Uganda’s security problem isn’t a guns problem alone

Raymond Mujuni

What you need to know:

  • Uganda is increasingly urbanising. By 2021, Uganda Bureau of Statistics (UBOS) chalked down 11.45 million Ugandans as those who live in urban areas

The president spent a good amount of time speaking to the hardware of Uganda’s security. He demonstrated the capacity of the UPDF, showing how unmanned aerial vehicles had surveilled camps said to be of the Allied Democratic Forces and also showed how missiles were lobbed at them. 

He, of course, characteristically attacked Daily Monitor for its coverage of the attack on Mpondwe. What would be a speech without an occasional jab at the little guy? 

The speech was reassuring of the UPDF’s ability to deal with the most pressing security problem at their feet – terrorism and yet, he spoke less about the software; the drivers of insecurity, the reasons for which the ADF is still able to recruit from Uganda and the steep rise in petty crime in the urban areas. 

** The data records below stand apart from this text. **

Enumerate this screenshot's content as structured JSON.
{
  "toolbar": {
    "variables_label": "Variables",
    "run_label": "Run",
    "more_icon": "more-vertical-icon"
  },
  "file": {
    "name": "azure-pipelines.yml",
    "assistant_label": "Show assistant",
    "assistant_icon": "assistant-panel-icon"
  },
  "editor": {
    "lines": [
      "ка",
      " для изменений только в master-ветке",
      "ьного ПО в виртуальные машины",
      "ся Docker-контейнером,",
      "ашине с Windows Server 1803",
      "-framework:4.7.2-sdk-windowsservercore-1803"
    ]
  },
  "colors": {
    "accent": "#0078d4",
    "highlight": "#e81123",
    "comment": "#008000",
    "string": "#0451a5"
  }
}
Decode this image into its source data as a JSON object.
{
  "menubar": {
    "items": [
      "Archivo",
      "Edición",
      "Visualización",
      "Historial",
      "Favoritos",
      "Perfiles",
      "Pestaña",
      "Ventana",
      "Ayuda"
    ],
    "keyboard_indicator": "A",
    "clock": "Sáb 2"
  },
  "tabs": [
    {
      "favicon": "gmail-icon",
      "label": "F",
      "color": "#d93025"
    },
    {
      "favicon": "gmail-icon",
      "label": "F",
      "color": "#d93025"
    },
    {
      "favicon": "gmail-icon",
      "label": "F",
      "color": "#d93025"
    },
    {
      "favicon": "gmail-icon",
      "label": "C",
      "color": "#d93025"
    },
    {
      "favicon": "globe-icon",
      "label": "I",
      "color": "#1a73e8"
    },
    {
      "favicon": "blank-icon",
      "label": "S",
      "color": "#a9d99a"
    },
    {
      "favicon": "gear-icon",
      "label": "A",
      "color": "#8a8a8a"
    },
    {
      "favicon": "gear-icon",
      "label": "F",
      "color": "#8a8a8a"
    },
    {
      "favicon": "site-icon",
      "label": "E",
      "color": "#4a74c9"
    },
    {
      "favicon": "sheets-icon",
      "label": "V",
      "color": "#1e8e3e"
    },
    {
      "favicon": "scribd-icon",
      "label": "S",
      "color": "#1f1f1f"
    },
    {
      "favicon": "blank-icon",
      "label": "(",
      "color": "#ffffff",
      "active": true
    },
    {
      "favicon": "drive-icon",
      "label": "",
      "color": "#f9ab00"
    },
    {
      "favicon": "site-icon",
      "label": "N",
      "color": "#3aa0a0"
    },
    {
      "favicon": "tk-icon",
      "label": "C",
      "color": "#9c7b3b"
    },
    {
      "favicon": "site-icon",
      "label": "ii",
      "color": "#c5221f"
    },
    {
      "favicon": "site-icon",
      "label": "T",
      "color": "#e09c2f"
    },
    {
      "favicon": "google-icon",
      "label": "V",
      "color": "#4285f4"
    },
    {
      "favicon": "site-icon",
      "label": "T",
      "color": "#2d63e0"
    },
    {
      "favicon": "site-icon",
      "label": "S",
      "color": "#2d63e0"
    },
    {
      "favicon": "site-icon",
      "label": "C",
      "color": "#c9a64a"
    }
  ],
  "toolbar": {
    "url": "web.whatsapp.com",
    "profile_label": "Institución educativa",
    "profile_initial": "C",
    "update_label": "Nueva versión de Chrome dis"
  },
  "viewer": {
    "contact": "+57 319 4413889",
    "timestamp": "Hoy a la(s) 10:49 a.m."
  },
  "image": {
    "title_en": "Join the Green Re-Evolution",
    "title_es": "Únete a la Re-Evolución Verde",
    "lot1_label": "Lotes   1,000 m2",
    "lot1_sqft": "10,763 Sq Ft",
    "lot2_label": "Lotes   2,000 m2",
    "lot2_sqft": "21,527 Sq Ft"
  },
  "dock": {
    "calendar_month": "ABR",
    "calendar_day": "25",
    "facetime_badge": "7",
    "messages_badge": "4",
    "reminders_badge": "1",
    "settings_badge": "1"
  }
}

It might be the general design of how the security agencies see the problem. As a violent conflict that can only be dealt with by tightening the monopoly on violent weapons and stamping authority but it’s also that Uganda’s security will have newer and more sophisticated challenges for which violence may not be a perfect solution. 

This, dear reader, is not my opinion. It is the opinion of Uganda’s security experts who in 2014 chaired the Defense Sector Review Committee. 

Uganda is increasingly urbanising. By 2021, Uganda Bureau of Statistics (UBOS) chalked down 11.45 million Ugandans as those who live in urban areas. The UBOS number is interesting but perhaps not reflective of the general picture. Under agglomeration, which measures the number of people for whom there exists clear road network to urban areas, that number could be higher.  

Urbanisation is a good indicator of development. It is a great indicator too of the creation of opportunities. Under neath that however, urbanisation moves people from dependence on subsistence farming for their regular meals to the cash economy. When this happens, two major problems arise; the first is that the labor market must be able to reward a lot more people daily for them to fend and put food on the table, the second problem is that it places pressure on rural communities to increase their yield per acre to meet growing demand for food in urban areas. 

On both these indicators, Uganda is still on the blinking red lights. In some of Uganda’s densely populated areas like Kasese and Wakiso districts, cereal yield per acre has been declining with a corresponding decline in incomes of labor in those areas. 

It makes crime inevitable and terrorism, the kind the ADF is practicing plausible. 
To tackle our security problem, Uganda’s government bureaucracy is going to need an interdisciplinary team working with actual figures and numbers on food production, labor growth and income growth to make strides. Plotted on a curve, all countries with high incomes, high yield per acre and persistent job growth are also the countries with the least crime rates.
 
Is there a chance to develop something akin to this? If there is, then we might be getting close to reducing reliance on violence as a response to insecurity.